The Muslim Allah has made the Jihad mandatory and warns Muslims that “Unless we go forth, (for Jihad) He will punish us with a grievous penalty, and put others in our place” (9:39). and Allah says “O Prophet! strive hard against the unbelievers and the Hypocrites, and be stern against them. Their abode is Hell, an evil refuge indeed” (9:73).
These passages do not represent minor points of Islamic difference with Christianity; the moral universe of Allah has nothing in common with the moral universe of the Christian God. After such knowledge, what forgiveness for Miroslav Volf and his claim that Christians and Muslims worship the same God?

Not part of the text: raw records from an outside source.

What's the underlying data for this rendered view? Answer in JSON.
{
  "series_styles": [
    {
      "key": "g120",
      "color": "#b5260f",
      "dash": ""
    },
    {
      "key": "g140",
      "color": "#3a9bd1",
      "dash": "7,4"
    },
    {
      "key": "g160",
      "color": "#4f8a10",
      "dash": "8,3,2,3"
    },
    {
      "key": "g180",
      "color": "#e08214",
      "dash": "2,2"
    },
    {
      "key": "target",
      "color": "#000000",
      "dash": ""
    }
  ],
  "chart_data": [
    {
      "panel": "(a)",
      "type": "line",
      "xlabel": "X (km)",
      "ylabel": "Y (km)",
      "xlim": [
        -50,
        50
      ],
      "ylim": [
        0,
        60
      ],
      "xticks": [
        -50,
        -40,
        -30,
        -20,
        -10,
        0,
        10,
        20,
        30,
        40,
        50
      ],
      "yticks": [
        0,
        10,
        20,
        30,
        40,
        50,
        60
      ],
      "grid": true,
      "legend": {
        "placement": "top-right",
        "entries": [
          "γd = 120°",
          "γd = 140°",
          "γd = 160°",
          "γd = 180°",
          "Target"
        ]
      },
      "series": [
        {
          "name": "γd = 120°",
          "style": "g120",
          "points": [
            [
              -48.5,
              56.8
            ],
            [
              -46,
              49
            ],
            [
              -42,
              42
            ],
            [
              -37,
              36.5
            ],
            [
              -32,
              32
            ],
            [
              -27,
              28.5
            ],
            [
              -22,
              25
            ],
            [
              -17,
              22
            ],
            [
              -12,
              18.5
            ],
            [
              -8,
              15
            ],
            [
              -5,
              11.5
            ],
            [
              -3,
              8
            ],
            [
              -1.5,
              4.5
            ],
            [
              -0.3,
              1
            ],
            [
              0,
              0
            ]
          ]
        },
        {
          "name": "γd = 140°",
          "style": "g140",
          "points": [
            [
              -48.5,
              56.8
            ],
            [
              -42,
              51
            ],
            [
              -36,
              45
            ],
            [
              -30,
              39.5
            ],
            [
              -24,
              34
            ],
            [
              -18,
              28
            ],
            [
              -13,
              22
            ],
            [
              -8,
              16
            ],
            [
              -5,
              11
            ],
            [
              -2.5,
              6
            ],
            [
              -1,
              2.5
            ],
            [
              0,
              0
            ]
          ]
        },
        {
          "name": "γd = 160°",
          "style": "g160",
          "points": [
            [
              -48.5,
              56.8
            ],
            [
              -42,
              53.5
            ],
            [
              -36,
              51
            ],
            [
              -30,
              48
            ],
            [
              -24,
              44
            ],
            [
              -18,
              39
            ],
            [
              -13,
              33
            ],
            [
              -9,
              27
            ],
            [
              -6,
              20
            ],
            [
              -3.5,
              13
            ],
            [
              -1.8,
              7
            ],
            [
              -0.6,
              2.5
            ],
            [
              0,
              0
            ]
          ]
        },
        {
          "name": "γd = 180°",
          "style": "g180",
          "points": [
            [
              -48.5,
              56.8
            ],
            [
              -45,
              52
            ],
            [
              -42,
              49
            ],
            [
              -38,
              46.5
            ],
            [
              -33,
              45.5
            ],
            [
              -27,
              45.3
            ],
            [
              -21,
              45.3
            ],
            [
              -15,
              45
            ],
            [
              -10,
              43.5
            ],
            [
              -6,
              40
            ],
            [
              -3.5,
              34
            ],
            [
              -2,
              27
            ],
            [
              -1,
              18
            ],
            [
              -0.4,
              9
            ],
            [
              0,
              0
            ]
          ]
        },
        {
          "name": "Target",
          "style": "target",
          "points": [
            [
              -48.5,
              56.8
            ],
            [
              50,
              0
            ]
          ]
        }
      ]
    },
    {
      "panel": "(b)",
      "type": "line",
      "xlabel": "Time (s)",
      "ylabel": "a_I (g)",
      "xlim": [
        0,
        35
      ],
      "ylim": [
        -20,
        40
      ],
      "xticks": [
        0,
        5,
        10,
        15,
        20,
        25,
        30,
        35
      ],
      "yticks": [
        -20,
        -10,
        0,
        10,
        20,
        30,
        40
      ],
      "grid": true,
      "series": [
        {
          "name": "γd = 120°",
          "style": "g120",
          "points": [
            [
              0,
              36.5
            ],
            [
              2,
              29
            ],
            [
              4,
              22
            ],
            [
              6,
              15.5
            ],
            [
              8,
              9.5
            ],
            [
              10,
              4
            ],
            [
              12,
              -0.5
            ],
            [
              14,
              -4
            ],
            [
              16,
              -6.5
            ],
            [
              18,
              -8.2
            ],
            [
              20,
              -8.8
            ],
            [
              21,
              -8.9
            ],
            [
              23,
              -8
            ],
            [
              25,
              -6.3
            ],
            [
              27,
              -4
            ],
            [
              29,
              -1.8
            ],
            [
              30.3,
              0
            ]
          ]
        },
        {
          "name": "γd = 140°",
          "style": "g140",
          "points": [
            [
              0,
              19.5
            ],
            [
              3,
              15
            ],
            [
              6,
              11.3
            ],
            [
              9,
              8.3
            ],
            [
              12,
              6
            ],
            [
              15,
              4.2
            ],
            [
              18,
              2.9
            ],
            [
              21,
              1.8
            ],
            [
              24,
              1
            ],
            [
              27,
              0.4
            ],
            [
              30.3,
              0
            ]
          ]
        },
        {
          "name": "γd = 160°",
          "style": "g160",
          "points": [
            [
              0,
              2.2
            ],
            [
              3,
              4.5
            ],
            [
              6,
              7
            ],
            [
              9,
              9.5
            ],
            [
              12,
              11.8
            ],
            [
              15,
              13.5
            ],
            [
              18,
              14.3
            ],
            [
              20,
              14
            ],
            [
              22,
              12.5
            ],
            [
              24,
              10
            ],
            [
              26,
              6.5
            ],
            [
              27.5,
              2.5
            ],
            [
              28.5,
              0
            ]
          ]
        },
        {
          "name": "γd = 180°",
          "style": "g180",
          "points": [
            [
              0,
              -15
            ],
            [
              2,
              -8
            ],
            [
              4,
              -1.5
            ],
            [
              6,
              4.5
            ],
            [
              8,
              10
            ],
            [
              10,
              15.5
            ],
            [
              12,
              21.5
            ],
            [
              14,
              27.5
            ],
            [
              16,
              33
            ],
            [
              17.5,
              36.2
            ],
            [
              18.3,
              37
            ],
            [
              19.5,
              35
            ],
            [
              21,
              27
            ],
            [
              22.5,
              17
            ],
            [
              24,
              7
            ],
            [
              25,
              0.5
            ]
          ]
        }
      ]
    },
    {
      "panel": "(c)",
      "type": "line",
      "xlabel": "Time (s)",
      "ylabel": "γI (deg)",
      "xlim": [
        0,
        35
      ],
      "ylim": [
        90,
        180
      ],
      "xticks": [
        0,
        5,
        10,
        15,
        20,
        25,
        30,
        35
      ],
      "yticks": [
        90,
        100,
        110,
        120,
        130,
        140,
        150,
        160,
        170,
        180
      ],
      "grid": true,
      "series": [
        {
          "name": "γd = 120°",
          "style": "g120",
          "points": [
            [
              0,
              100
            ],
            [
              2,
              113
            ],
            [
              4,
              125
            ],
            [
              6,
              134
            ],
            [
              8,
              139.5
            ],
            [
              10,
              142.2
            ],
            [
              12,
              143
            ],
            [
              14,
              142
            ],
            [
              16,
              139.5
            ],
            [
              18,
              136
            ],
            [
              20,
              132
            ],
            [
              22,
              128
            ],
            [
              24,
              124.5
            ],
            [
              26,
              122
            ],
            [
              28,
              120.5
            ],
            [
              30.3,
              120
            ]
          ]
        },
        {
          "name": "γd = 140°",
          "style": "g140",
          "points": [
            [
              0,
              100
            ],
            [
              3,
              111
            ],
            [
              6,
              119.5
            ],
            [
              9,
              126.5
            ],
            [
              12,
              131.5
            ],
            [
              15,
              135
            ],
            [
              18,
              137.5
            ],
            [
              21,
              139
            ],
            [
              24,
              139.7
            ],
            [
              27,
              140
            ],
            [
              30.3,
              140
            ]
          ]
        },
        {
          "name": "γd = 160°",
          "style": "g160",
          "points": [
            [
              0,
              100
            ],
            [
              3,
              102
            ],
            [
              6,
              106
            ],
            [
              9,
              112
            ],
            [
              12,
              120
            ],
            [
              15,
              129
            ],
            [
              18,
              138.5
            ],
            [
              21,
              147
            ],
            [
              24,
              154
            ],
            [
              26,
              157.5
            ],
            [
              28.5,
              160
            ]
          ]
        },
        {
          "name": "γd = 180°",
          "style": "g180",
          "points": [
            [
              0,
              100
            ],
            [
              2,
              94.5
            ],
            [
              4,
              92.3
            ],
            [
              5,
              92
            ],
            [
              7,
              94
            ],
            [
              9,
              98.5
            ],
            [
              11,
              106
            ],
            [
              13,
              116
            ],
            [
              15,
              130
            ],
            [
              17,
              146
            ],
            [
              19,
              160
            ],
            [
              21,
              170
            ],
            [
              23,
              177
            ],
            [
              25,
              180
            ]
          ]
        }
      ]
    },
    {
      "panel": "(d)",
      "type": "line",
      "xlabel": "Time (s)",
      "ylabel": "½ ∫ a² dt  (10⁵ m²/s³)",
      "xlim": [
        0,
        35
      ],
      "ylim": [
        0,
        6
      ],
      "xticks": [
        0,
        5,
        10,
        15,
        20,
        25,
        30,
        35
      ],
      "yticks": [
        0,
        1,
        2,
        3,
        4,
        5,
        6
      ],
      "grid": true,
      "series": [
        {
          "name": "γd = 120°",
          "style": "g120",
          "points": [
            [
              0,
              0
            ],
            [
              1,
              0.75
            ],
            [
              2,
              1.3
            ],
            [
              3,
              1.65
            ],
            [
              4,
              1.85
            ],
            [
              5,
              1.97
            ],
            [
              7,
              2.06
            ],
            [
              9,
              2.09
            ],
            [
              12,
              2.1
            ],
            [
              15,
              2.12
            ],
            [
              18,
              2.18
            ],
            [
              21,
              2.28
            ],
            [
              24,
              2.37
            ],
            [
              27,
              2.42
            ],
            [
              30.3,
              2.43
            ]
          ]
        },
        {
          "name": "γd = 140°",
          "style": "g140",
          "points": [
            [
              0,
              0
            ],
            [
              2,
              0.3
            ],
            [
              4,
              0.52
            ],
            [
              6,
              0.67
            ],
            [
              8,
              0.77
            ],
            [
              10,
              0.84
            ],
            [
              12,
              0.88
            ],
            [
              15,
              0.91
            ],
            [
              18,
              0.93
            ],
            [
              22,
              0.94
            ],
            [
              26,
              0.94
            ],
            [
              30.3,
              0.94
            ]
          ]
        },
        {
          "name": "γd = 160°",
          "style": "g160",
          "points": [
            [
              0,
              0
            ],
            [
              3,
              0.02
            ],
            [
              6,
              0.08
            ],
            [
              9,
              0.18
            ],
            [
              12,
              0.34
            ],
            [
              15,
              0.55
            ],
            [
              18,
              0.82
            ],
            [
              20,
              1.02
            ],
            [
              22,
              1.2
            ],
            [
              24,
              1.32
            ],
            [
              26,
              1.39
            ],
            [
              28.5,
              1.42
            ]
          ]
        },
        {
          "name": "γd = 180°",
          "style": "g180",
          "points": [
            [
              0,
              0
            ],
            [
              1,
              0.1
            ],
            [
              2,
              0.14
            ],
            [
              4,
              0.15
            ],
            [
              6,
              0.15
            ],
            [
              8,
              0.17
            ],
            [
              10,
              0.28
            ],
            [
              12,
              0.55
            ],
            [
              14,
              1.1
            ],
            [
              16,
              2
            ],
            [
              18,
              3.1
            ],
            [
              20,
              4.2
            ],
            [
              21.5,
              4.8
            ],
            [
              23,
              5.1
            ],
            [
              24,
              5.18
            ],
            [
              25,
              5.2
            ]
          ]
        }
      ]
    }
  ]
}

So let’s summarize what we have learned from Miroslav Volf: the object of worship – called God or Allah — for Christians and Muslims is the same, but at the same time it’s different, in such unnamed trivial ways that the difference doesn’t matter. Or to put it otherwise, so as to make things crystal clear: the object of worship for Muslims and Christians is different, God is more or less like Allah, or Allah like God, and Christians should not keep denying that commonality, just in order to have it get in the way of that enmity, and so on and so confusingly forth. And to clear things up, Volf smilingly offers what he calls a “silly example” (but offers it nonetheless) – that “when the French wouldn’t support us after 9/11, because you couldn’t bring the French too close to us so we for a while didn’t eat French fries, we ate Freedom fries, because we couldn’t bring the French too close, right?” That’s a fitting conclusion. Your head simply swirls. He’s at Yale? Founder and head of his very own little center on faith? Eli, Eli lama sabachthani.